A chaque rencontre, chaque histoire aussi courte soit-elle, je laisse un peu de coeur, un peu de chair, un peu d'âme.
Le narrateur d'Une histoire d'amours raconte ses amours. Le pluriel n'est pas fortuit. Il a entre trente et quarante ans, et il a déjà de nombreuses amours à son compteur. Ce ne sont toutefois pas celles que vous croyez. Car ce n'est pas un homme couvert de femmes.
On l'a cru longtemps hétéro, parce qu'adolescent il traînait avec de belles filles qui lui confiaient leurs secrets: Elles et moi, on était déjà copines. Il snobait même les mecs, c'est tout dire. Parce qu'il lui manquait l'espèce de masculinité qu'ils avaient eux et qu'il leur enviait.
Un jour il a découvert le milieu gay. Il a pu enfin faire tout ce qu'il avait toujours voulu faire: j'ai toujours voulu plaire, j'ai toujours voulu du sexe, j'ai toujours voulu des émotions, j'ai toujours voulu tout. Aujourd'hui, ça lui est facilité par les applications de rencontre sur smartphone.
Il a beau faire, il tombe d'amour, un plan sur trois. Dans ces cas-là il lui est possible de construire par peur d'être seul, puis de déconstruire pour se retrouver seul, extrêmement seul. Comme il est possible d'effacer son profil sur une application, puis de la réactiver...

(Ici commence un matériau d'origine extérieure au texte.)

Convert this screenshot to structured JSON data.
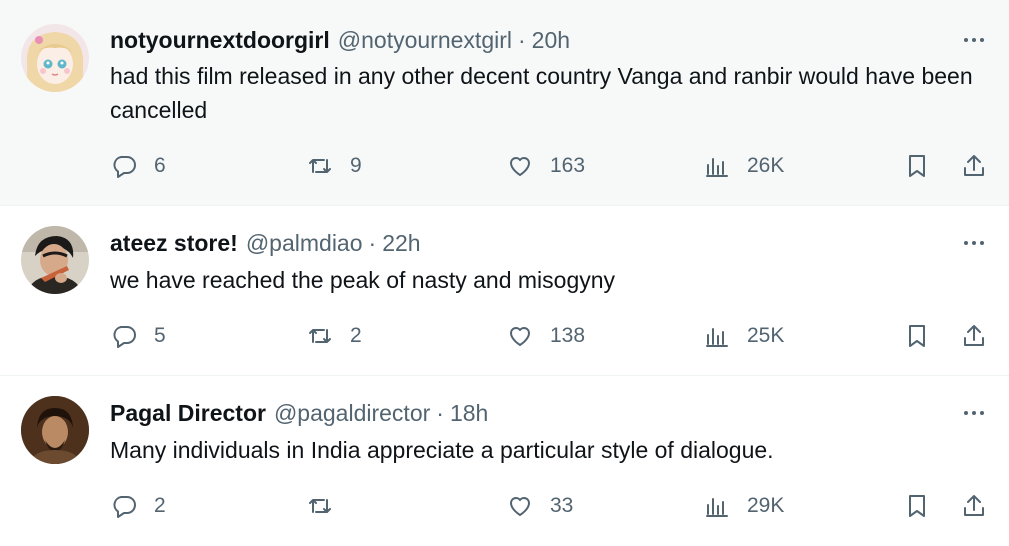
{
  "tweets": [
    {
      "name": "notyournextdoorgirl",
      "handle": "@notyournextgirl",
      "separator": "·",
      "time": "20h",
      "text": "had this film released in any other decent country Vanga and ranbir would have been cancelled",
      "replies": "6",
      "retweets": "9",
      "likes": "163",
      "views": "26K"
    },
    {
      "name": "ateez store!",
      "handle": "@palmdiao",
      "separator": "·",
      "time": "22h",
      "text": "we have reached the peak of nasty and misogyny",
      "replies": "5",
      "retweets": "2",
      "likes": "138",
      "views": "25K"
    },
    {
      "name": "Pagal Director",
      "handle": "@pagaldirector",
      "separator": "·",
      "time": "18h",
      "text": "Many individuals in India appreciate a particular style of dialogue.",
      "replies": "2",
      "retweets": "",
      "likes": "33",
      "views": "29K"
    }
  ],
  "icons": {
    "more": "more-dots-icon",
    "reply": "reply-icon",
    "retweet": "retweet-icon",
    "like": "heart-icon",
    "views": "views-icon",
    "bookmark": "bookmark-icon",
    "share": "share-icon"
  },
  "colors": {
    "text": "#0f1419",
    "secondary": "#536471",
    "hover_background": "#f7f9f9",
    "divider": "#eff3f4"
  }
}
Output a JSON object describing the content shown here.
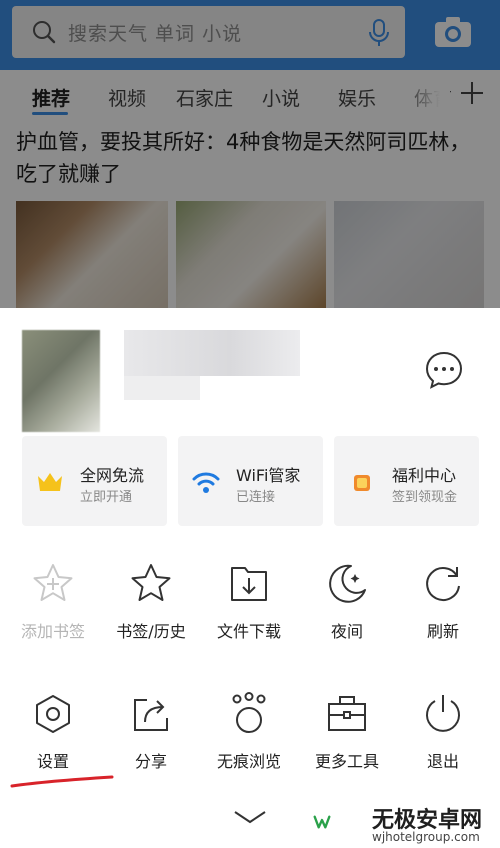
{
  "search": {
    "placeholder": "搜索天气 单词 小说"
  },
  "tabs": [
    "推荐",
    "视频",
    "石家庄",
    "小说",
    "娱乐",
    "体育"
  ],
  "article": {
    "title": "护血管，要投其所好：4种食物是天然阿司匹林，吃了就赚了"
  },
  "cards": [
    {
      "title": "全网免流",
      "subtitle": "立即开通",
      "icon": "crown-icon"
    },
    {
      "title": "WiFi管家",
      "subtitle": "已连接",
      "icon": "wifi-icon"
    },
    {
      "title": "福利中心",
      "subtitle": "签到领现金",
      "icon": "gift-icon"
    }
  ],
  "tools_row1": [
    {
      "label": "添加书签",
      "icon": "add-bookmark-icon",
      "enabled": false
    },
    {
      "label": "书签/历史",
      "icon": "star-icon",
      "enabled": true
    },
    {
      "label": "文件下载",
      "icon": "download-icon",
      "enabled": true
    },
    {
      "label": "夜间",
      "icon": "moon-icon",
      "enabled": true
    },
    {
      "label": "刷新",
      "icon": "refresh-icon",
      "enabled": true
    }
  ],
  "tools_row2": [
    {
      "label": "设置",
      "icon": "settings-hexagon-icon"
    },
    {
      "label": "分享",
      "icon": "share-icon"
    },
    {
      "label": "无痕浏览",
      "icon": "incognito-paw-icon"
    },
    {
      "label": "更多工具",
      "icon": "toolbox-icon"
    },
    {
      "label": "退出",
      "icon": "power-icon"
    }
  ],
  "watermark": {
    "name": "无极安卓网",
    "url": "wjhotelgroup.com"
  },
  "colors": {
    "accent": "#3d8fe6",
    "annotation": "#d8232a",
    "crown": "#f5c21b",
    "gift": "#f08a2c"
  }
}
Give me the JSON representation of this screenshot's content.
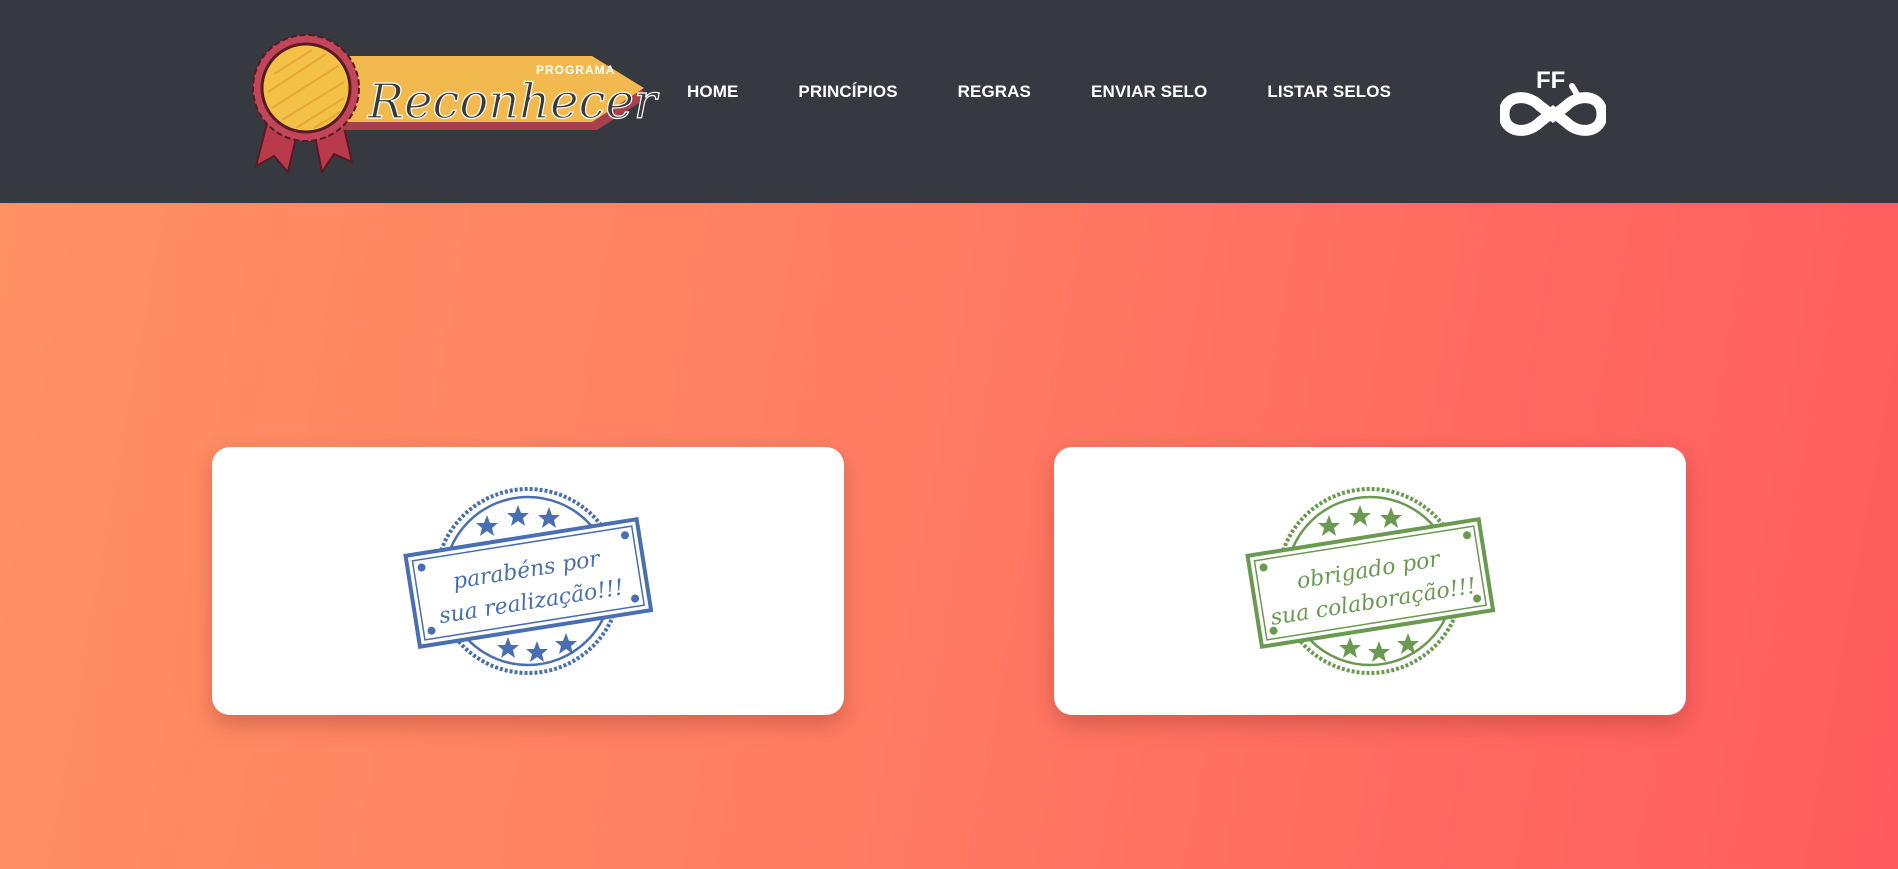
{
  "brand": {
    "logo_small_text": "PROGRAMA",
    "logo_main_text": "Reconhecer",
    "partner_logo_text": "FF"
  },
  "nav": {
    "items": [
      {
        "label": "HOME"
      },
      {
        "label": "PRINCÍPIOS"
      },
      {
        "label": "REGRAS"
      },
      {
        "label": "ENVIAR SELO"
      },
      {
        "label": "LISTAR SELOS"
      }
    ]
  },
  "cards": [
    {
      "stamp_line1": "parabéns por",
      "stamp_line2": "sua realização!!!",
      "color": "#4a6fb0"
    },
    {
      "stamp_line1": "obrigado por",
      "stamp_line2": "sua colaboração!!!",
      "color": "#6a9a50"
    }
  ],
  "colors": {
    "header_bg": "#363940",
    "gradient_start": "#ff9163",
    "gradient_end": "#ff5c5f",
    "logo_banner": "#f2b94e",
    "logo_medal": "#b83a4b"
  }
}
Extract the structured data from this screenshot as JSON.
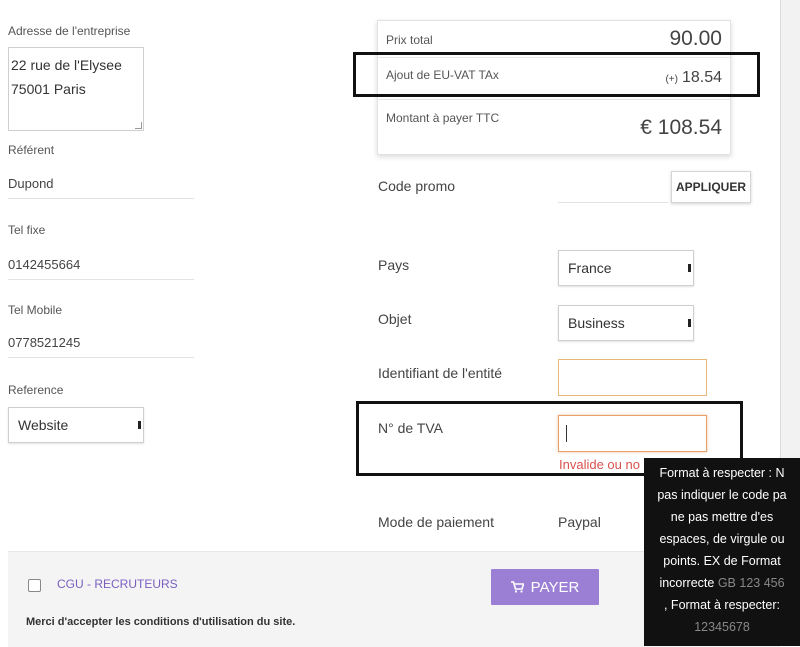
{
  "left": {
    "company_address_label": "Adresse de l'entreprise",
    "company_address_line1": "22 rue de l'Elysee",
    "company_address_line2": "75001 Paris",
    "referent_label": "Référent",
    "referent_value": "Dupond",
    "tel_fixe_label": "Tel fixe",
    "tel_fixe_value": "0142455664",
    "tel_mobile_label": "Tel Mobile",
    "tel_mobile_value": "0778521245",
    "reference_label": "Reference",
    "reference_value": "Website"
  },
  "summary": {
    "total_label": "Prix total",
    "total_value": "90.00",
    "vat_label": "Ajout de EU-VAT TAx",
    "vat_prefix": "(+)",
    "vat_value": "18.54",
    "amount_label": "Montant à payer TTC",
    "amount_value": "€ 108.54"
  },
  "form": {
    "promo_label": "Code promo",
    "promo_placeholder": "",
    "apply_button": "APPLIQUER",
    "country_label": "Pays",
    "country_value": "France",
    "object_label": "Objet",
    "object_value": "Business",
    "entity_label": "Identifiant de l'entité",
    "entity_value": "",
    "vat_number_label": "N° de TVA",
    "vat_number_value": "",
    "vat_error": "Invalide ou no",
    "payment_label": "Mode de paiement",
    "payment_value": "Paypal"
  },
  "footer": {
    "cgu_link": "CGU - RECRUTEURS",
    "accept_text": "Merci d'accepter les conditions d'utilisation du site.",
    "pay_button": "PAYER",
    "pay_icon": "cart-icon"
  },
  "tooltip": {
    "line1": "Format à respecter : N",
    "line2": "pas indiquer le code pa",
    "line3": "ne pas mettre d'es",
    "line4": "espaces, de virgule ou",
    "line5": "points. EX de Format",
    "line6_prefix": "incorrecte",
    "line6_example": "GB 123 456",
    "line7": ", Format à respecter:",
    "line8": "12345678"
  },
  "colors": {
    "accent": "#9b7fd4",
    "error": "#d9534f",
    "input_warning_border": "#e8b77a"
  }
}
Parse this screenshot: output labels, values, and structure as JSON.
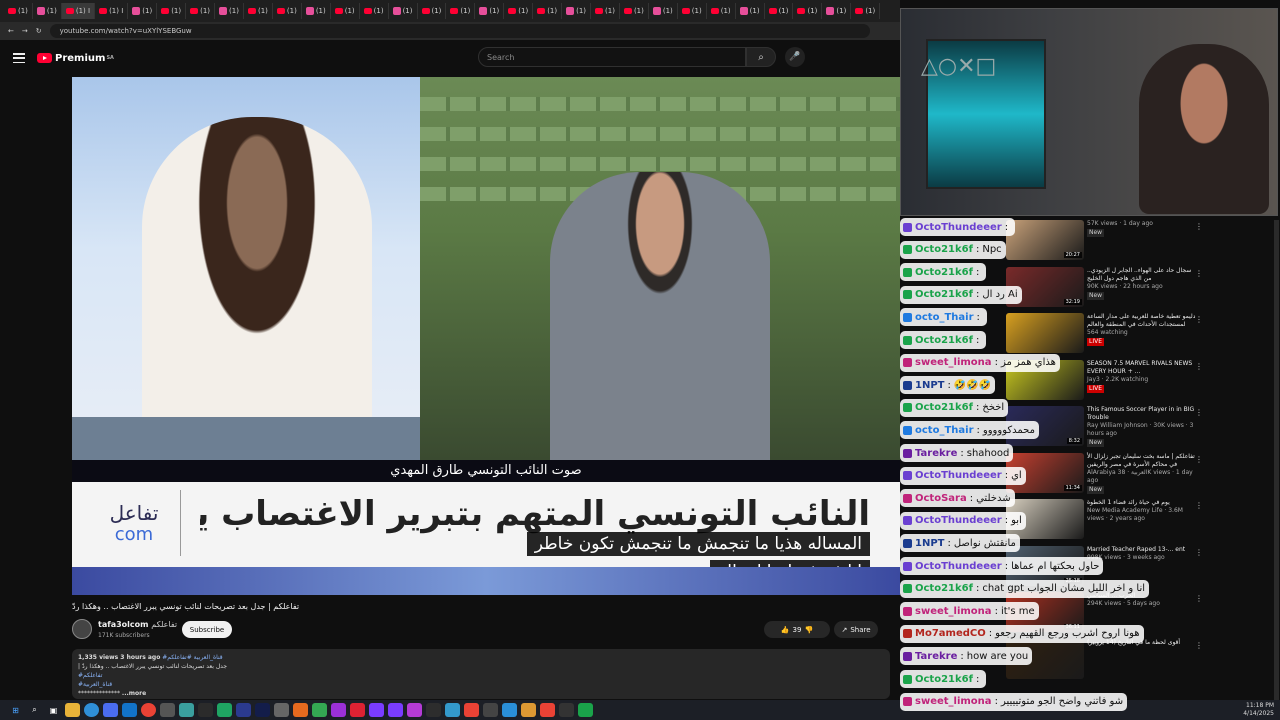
{
  "browser": {
    "tabs": [
      "(1)",
      "(1)",
      "(1) I",
      "(1) I",
      "(1)",
      "(1)",
      "(1)",
      "(1)",
      "(1)",
      "(1)",
      "(1)",
      "(1)",
      "(1)",
      "(1)",
      "(1)",
      "(1)",
      "(1)",
      "(1)",
      "(1)",
      "(1)",
      "(1)",
      "(1)",
      "(1)",
      "(1)",
      "(1)",
      "(1)",
      "(1)",
      "(1)",
      "(1)",
      "(1)"
    ],
    "url": "youtube.com/watch?v=uXYlYSEBGuw"
  },
  "yt": {
    "logo": "Premium",
    "region": "SA",
    "search_placeholder": "Search"
  },
  "video": {
    "caption_strip": "صوت النائب التونسي طارق المهدي",
    "brand_ar": "تفاعل",
    "brand_com": "com",
    "headline": "النائب التونسي المتهم بتبرير الاغتصاب يرد في تفاعلكم",
    "sub1": "المساله هذيا ما تنجمش ما تنجمش تكون خاطر",
    "sub2": "انا فم فم احيانا هناك",
    "title": "تفاعلكم | جدل بعد تصريحات لنائب تونسي يبرر الاغتصاب .. وهكذا ردّ",
    "channel_name": "tafa3olcom",
    "channel_ar": "تفاعلكم",
    "subscribers": "171K subscribers",
    "subscribe_label": "Subscribe",
    "likes": "39",
    "share_label": "Share",
    "desc_stats": "1,335 views  3 hours ago",
    "desc_tags": "#قناة_العربية #تفاعلكم",
    "desc_line2": "| جدل بعد تصريحات لنائب تونسي يبرر الاغتصاب .. وهكذا ردّ",
    "desc_line3": "#تفاعلكم",
    "desc_line4": "#قناة_العربية",
    "desc_more": "...more",
    "desc_dots": "**************"
  },
  "chat": [
    {
      "user": "OctoThundeeer",
      "msg": "",
      "color": "#6a3fd1"
    },
    {
      "user": "Octo21k6f",
      "msg": "Npc",
      "color": "#1aa34a"
    },
    {
      "user": "Octo21k6f",
      "msg": "",
      "color": "#1aa34a"
    },
    {
      "user": "Octo21k6f",
      "msg": "رد ال Ai",
      "color": "#1aa34a"
    },
    {
      "user": "octo_Thair",
      "msg": "",
      "color": "#1f7ae0"
    },
    {
      "user": "Octo21k6f",
      "msg": "",
      "color": "#1aa34a"
    },
    {
      "user": "sweet_limona",
      "msg": "هذاي همز مز",
      "color": "#c0237a"
    },
    {
      "user": "1NPT",
      "msg": "🤣🤣🤣",
      "color": "#1a3b8f"
    },
    {
      "user": "Octo21k6f",
      "msg": "اخخخ",
      "color": "#1aa34a"
    },
    {
      "user": "octo_Thair",
      "msg": "محمدكووووو",
      "color": "#1f7ae0"
    },
    {
      "user": "Tarekre",
      "msg": "shahood",
      "color": "#6a1fa0"
    },
    {
      "user": "OctoThundeeer",
      "msg": "اي",
      "color": "#6a3fd1"
    },
    {
      "user": "OctoSara",
      "msg": "شدخلتي",
      "color": "#c0237a"
    },
    {
      "user": "OctoThundeeer",
      "msg": "ابو",
      "color": "#6a3fd1"
    },
    {
      "user": "1NPT",
      "msg": "مانقتش نواصل",
      "color": "#1a3b8f"
    },
    {
      "user": "OctoThundeeer",
      "msg": "حاول بحكتها ام عماها",
      "color": "#6a3fd1"
    },
    {
      "user": "Octo21k6f",
      "msg": "chat gpt انا و اخر الليل مشان الجواب",
      "color": "#1aa34a"
    },
    {
      "user": "sweet_limona",
      "msg": "it's me",
      "color": "#c0237a"
    },
    {
      "user": "Mo7amedCO",
      "msg": "هونا اروح اشرب ورجع القهيم رجعو",
      "color": "#b3261e"
    },
    {
      "user": "Tarekre",
      "msg": "how are you",
      "color": "#6a1fa0"
    },
    {
      "user": "Octo21k6f",
      "msg": "",
      "color": "#1aa34a"
    },
    {
      "user": "sweet_limona",
      "msg": "شو فاتني واضح الجو متوتيييير",
      "color": "#c0237a"
    }
  ],
  "recs": [
    {
      "title": "",
      "meta": "57K views · 1 day ago",
      "badge": "New",
      "dur": "20:27"
    },
    {
      "title": "سجال حاد على الهواء.. الجابر ل الزيودي.. من الذي هاجم دول الخليج",
      "meta": "90K views · 22 hours ago",
      "badge": "New",
      "dur": "32:19"
    },
    {
      "title": "دليمو تعطية خاصة للعربية على مدار الساعة لمستجدات الأحداث في المنطقة والعالم",
      "meta": "564 watching",
      "badge": "LIVE",
      "dur": ""
    },
    {
      "title": "SEASON 7.5 MARVEL RIVALS NEWS EVERY HOUR + ...",
      "meta": "Jay3 · 2.2K watching",
      "badge": "LIVE",
      "dur": ""
    },
    {
      "title": "This Famous Soccer Player in in BIG Trouble",
      "meta": "Ray William Johnson · 30K views · 3 hours ago",
      "badge": "New",
      "dur": "8:32"
    },
    {
      "title": "تفاعلكم | ماسة بخت سليمان تجبر زلزال الأ في محاكم الأسرة في مصر والريفين",
      "meta": "AlArabiya العربية · 38K views · 1 day ago",
      "badge": "New",
      "dur": "11:34"
    },
    {
      "title": "يوم في حياة رائد فضاء 1 الخطوة",
      "meta": "New Media Academy Life · 3.6M views · 2 years ago",
      "badge": "",
      "dur": ""
    },
    {
      "title": "Married Teacher Raped 13-... ent",
      "meta": "998K views · 3 weeks ago",
      "badge": "",
      "dur": "25:18"
    },
    {
      "title": "الحرب ... السياسي",
      "meta": "294K views · 5 days ago",
      "badge": "",
      "dur": "36:11"
    },
    {
      "title": "أقوى لحظة ما في التاريخ (14 يروبير)",
      "meta": "",
      "badge": "",
      "dur": ""
    }
  ],
  "clock": {
    "time": "11:18 PM",
    "date": "4/14/2025"
  }
}
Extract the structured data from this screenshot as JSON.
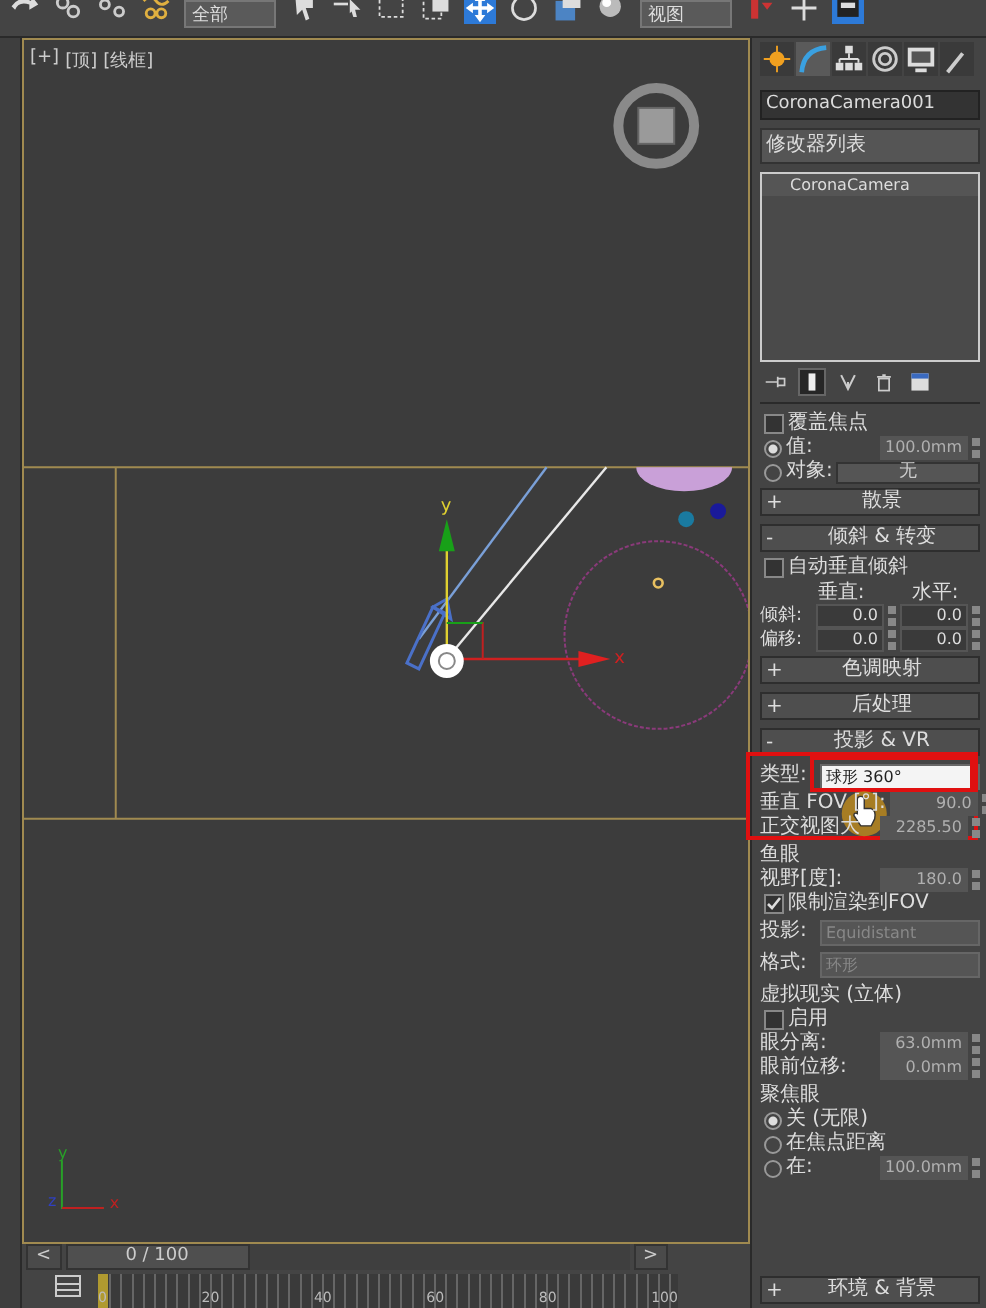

Parmi les êtres humains, qu'ils soient hétéros ou homos, il y a ceux qui sont voués à l'amour singulier et ceux qui le sont aux amours plurielles. Dans un cas comme dans l'autre, cependant, tout a toujours une fin et tout peut indéfiniment recommencer.
Ce qui est sûr, c'est qu'on est terrorisé d'admettre que ce qu'on veut vraiment, c'est aimer... N'est-ce pas mission impossible? Ne vaut-il pas mieux avoir de plus modestes ambitions, vouloir juste être bien et faire alors ce qu'il faut pour l'être, avec ou sans mesure?